Liz Baker, vice president of customer development, worked with the co-founders at Walmart. They tried to solve the challenges people faced to access needed benefits but couldn’t find a solution. Baker was asked to join Soda Health shortly after it was founded. She’s working with employers and health plans to provide them with needed benefits.

BREAKING IN
Baker works closely with healthcare adviser Jim Bailey, a retired Arkansas Blue Cross and Blue Shield executive.

“We’re a young company,” Baker said. “We’re trying to break into healthcare, which is a tough space.” She said the company is leveraging Bailey’s experience and the contacts he’s developed in his career to make it.

Bailey said he had worked with Walmart’s benefits division since 1994. He began working closely with the co-founders when the retailer established its clinic strategy. As they talked more, he said it became “a natural fit” to help Soda Health.

In 2021, Bailey formed Client Focused Strategies LLC, and he’s been tapping the relationships he developed in his 41 years at Arkansas Blue Cross Blue Shield to introduce people to Soda Health.

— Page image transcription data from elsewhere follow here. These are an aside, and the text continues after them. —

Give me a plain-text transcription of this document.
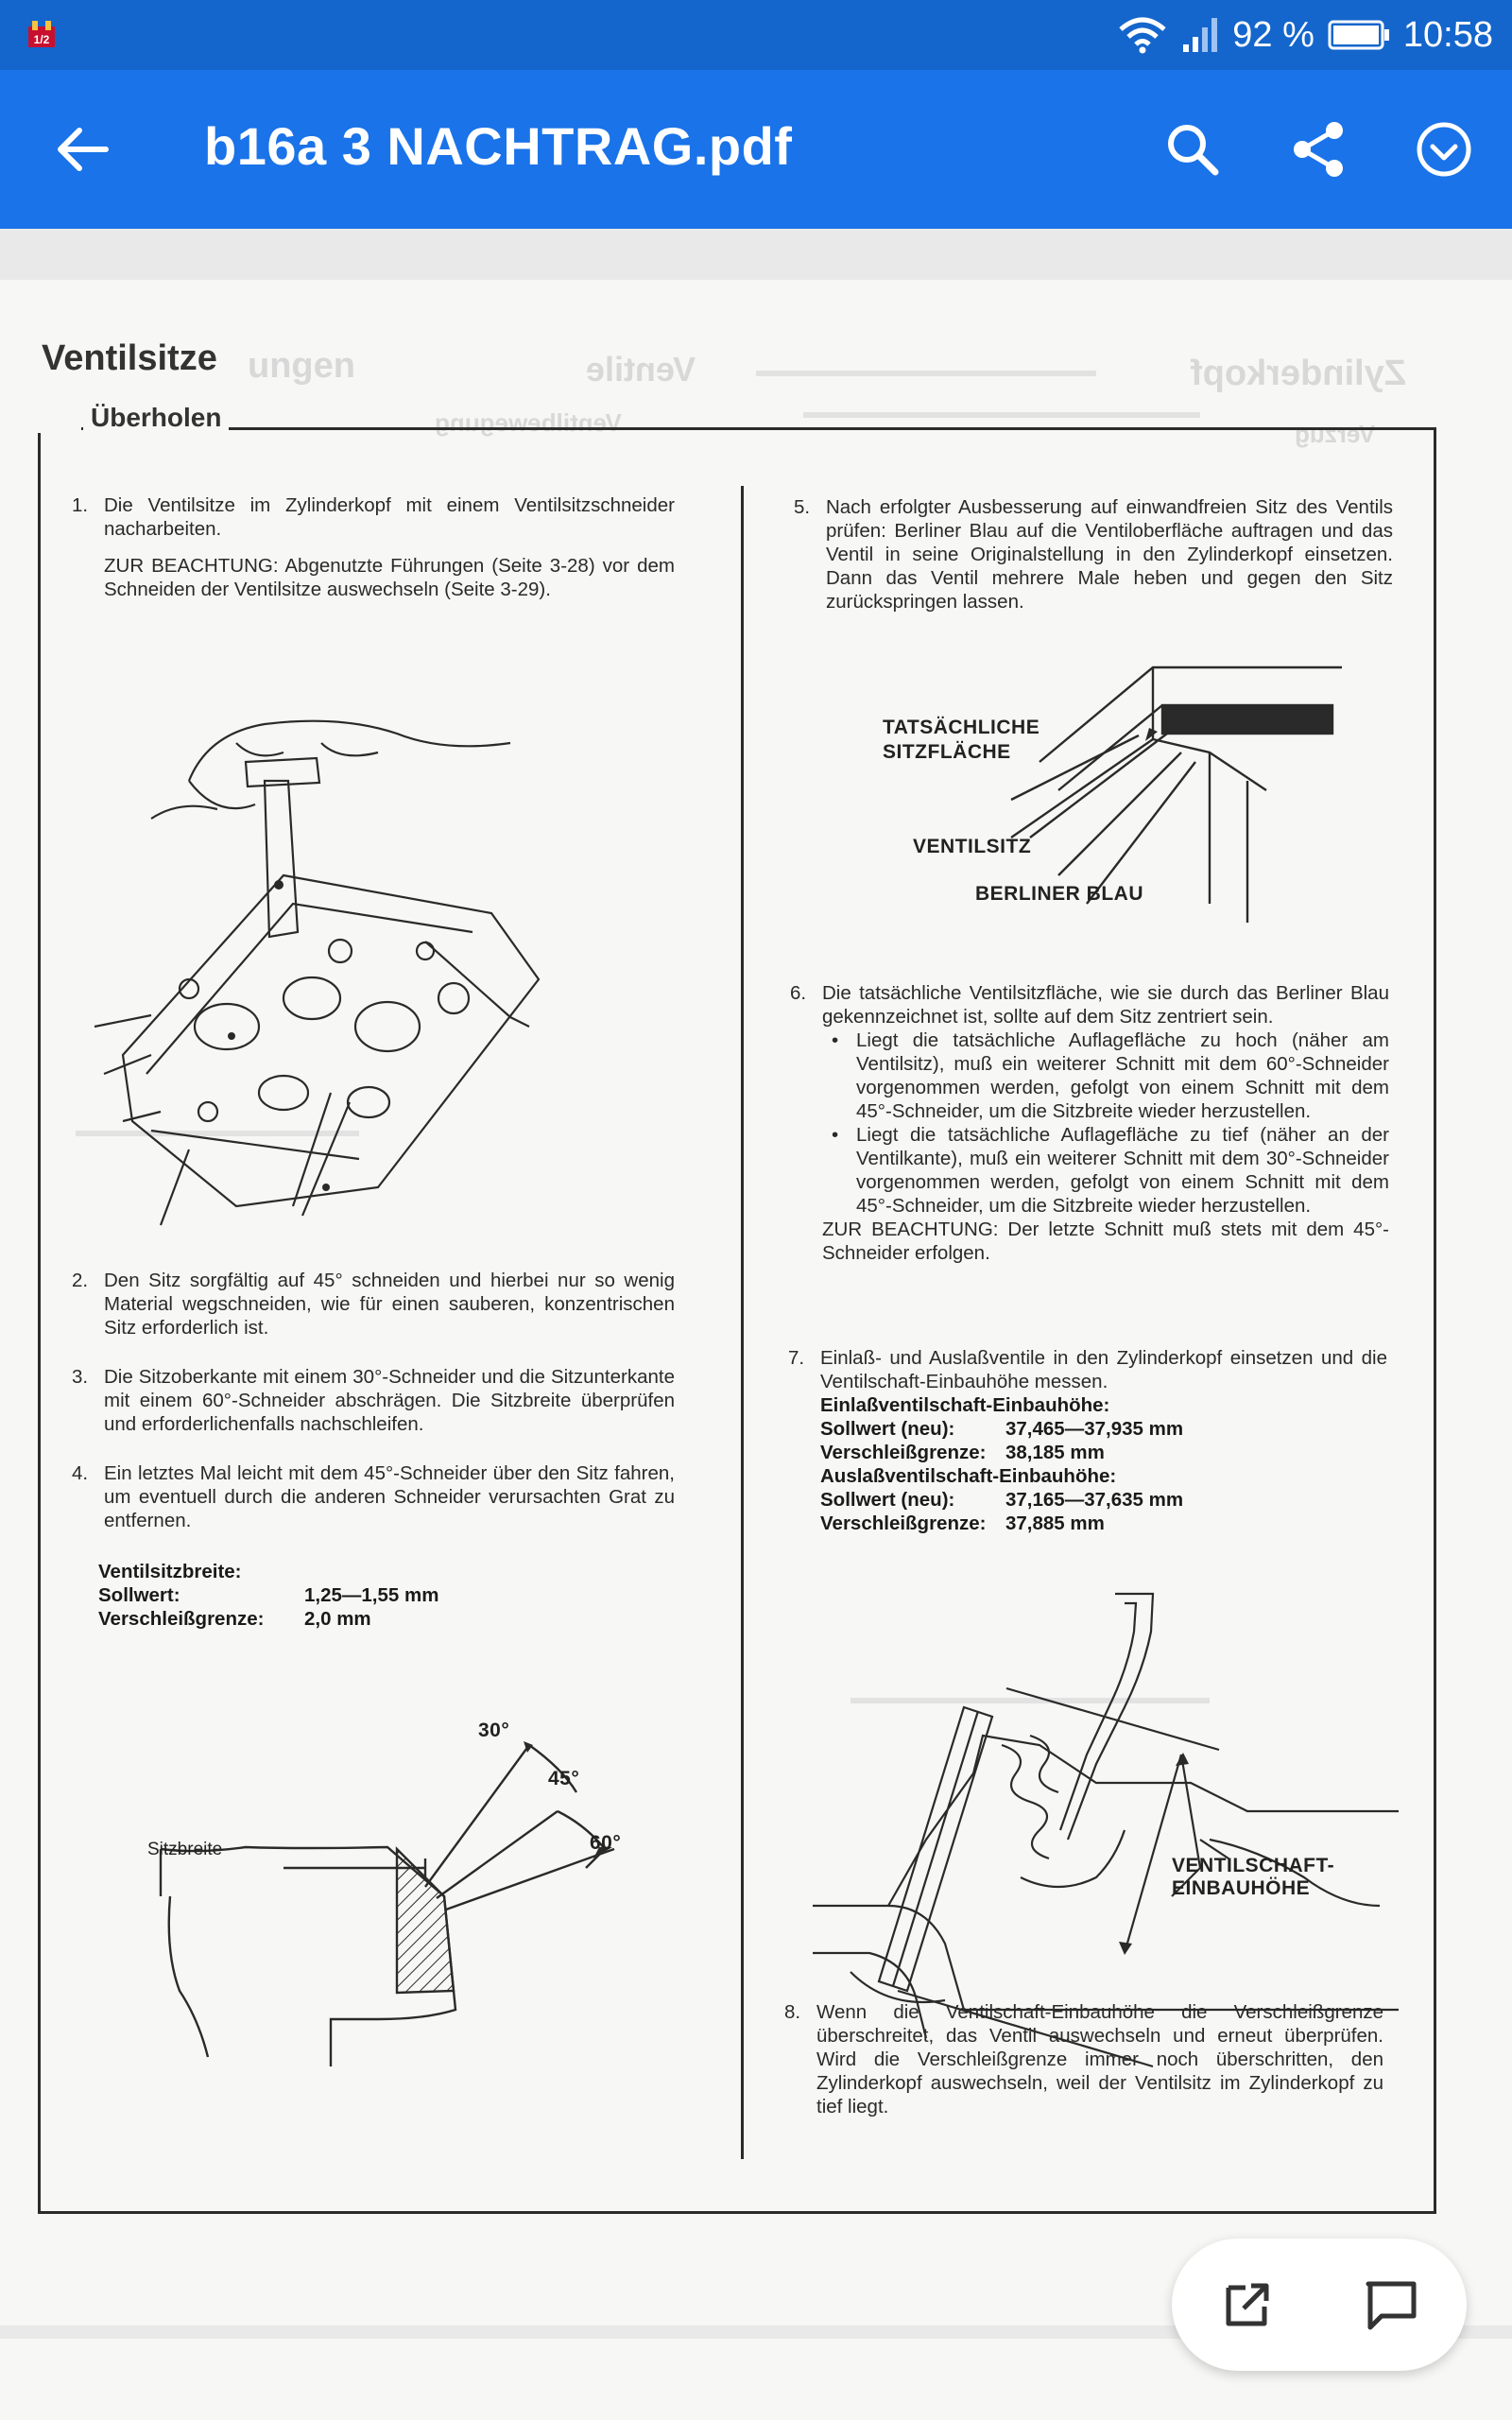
1/2	92 % 10:58
b16a 3 NACHTRAG.pdf
ungen	Ventile	Zylinderkopf
Ventilbewegung	Verzug
Ventilsitze
Überholen
1. Die Ventilsitze im Zylinderkopf mit einem Ventilsitzschneider nacharbeiten.

ZUR BEACHTUNG: Abgenutzte Führungen (Seite 3-28) vor dem Schneiden der Ventilsitze auswechseln (Seite 3-29).

2. Den Sitz sorgfältig auf 45° schneiden und hierbei nur so wenig Material wegschneiden, wie für einen sauberen, konzentrischen Sitz erforderlich ist.

3. Die Sitzoberkante mit einem 30°-Schneider und die Sitzunterkante mit einem 60°-Schneider abschrägen. Die Sitzbreite überprüfen und erforderlichenfalls nachschleifen.

4. Ein letztes Mal leicht mit dem 45°-Schneider über den Sitz fahren, um eventuell durch die anderen Schneider verursachten Grat zu entfernen.

Ventilsitzbreite:
Sollwert:	1,25—1,55 mm
Verschleißgrenze:	2,0 mm
30°
45°
60°
Sitzbreite
5. Nach erfolgter Ausbesserung auf einwandfreien Sitz des Ventils prüfen: Berliner Blau auf die Ventiloberfläche auftragen und das Ventil in seine Originalstellung in den Zylinderkopf einsetzen. Dann das Ventil mehrere Male heben und gegen den Sitz zurückspringen lassen.

TATSÄCHLICHE
SITZFLÄCHE
VENTILSITZ
BERLINER BLAU
6. Die tatsächliche Ventilsitzfläche, wie sie durch das Berliner Blau gekennzeichnet ist, sollte auf dem Sitz zentriert sein.

• Liegt die tatsächliche Auflagefläche zu hoch (näher am Ventilsitz), muß ein weiterer Schnitt mit dem 60°-Schneider vorgenommen werden, gefolgt von einem Schnitt mit dem 45°-Schneider, um die Sitzbreite wieder herzustellen.

• Liegt die tatsächliche Auflagefläche zu tief (näher an der Ventilkante), muß ein weiterer Schnitt mit dem 30°-Schneider vorgenommen werden, gefolgt von einem Schnitt mit dem 45°-Schneider, um die Sitzbreite wieder herzustellen.

ZUR BEACHTUNG: Der letzte Schnitt muß stets mit dem 45°-Schneider erfolgen.

7. Einlaß- und Auslaßventile in den Zylinderkopf einsetzen und die Ventilschaft-Einbauhöhe messen.

Einlaßventilschaft-Einbauhöhe:
Sollwert (neu):	37,465—37,935 mm
Verschleißgrenze:	38,185 mm
Auslaßventilschaft-Einbauhöhe:
Sollwert (neu):	37,165—37,635 mm
Verschleißgrenze:	37,885 mm
VENTILSCHAFT-
EINBAUHÖHE
8. Wenn die Ventilschaft-Einbauhöhe die Verschleißgrenze überschreitet, das Ventil auswechseln und erneut überprüfen. Wird die Verschleißgrenze immer noch überschritten, den Zylinderkopf auswechseln, weil der Ventilsitz im Zylinderkopf zu tief liegt.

Asked about the company’s goals over the next five years, he explained the post-pandemic transformation in health plans and how Soda Health is trying to address health plan benefits at the member level instead of the group level. He expects employer-sponsored plans to eventually be addressed at the member level, especially with the rise in remote work following the pandemic.

“I was involved with Alice Walton’s health foundation for a couple of years, particularly among the employers,” he said. “What’s trying to be accomplished in Northwest Arkansas is not too far away [from what] Soda Health is trying to accomplish. Those two efforts can complement one another.”

Baker agreed that Soda Health is focused on changing the healthcare system to be focused on the member instead of the group level.

“Healthcare will be transformed by looking at people as people and finding out how to identify what drives their unique health and well-being,” she said.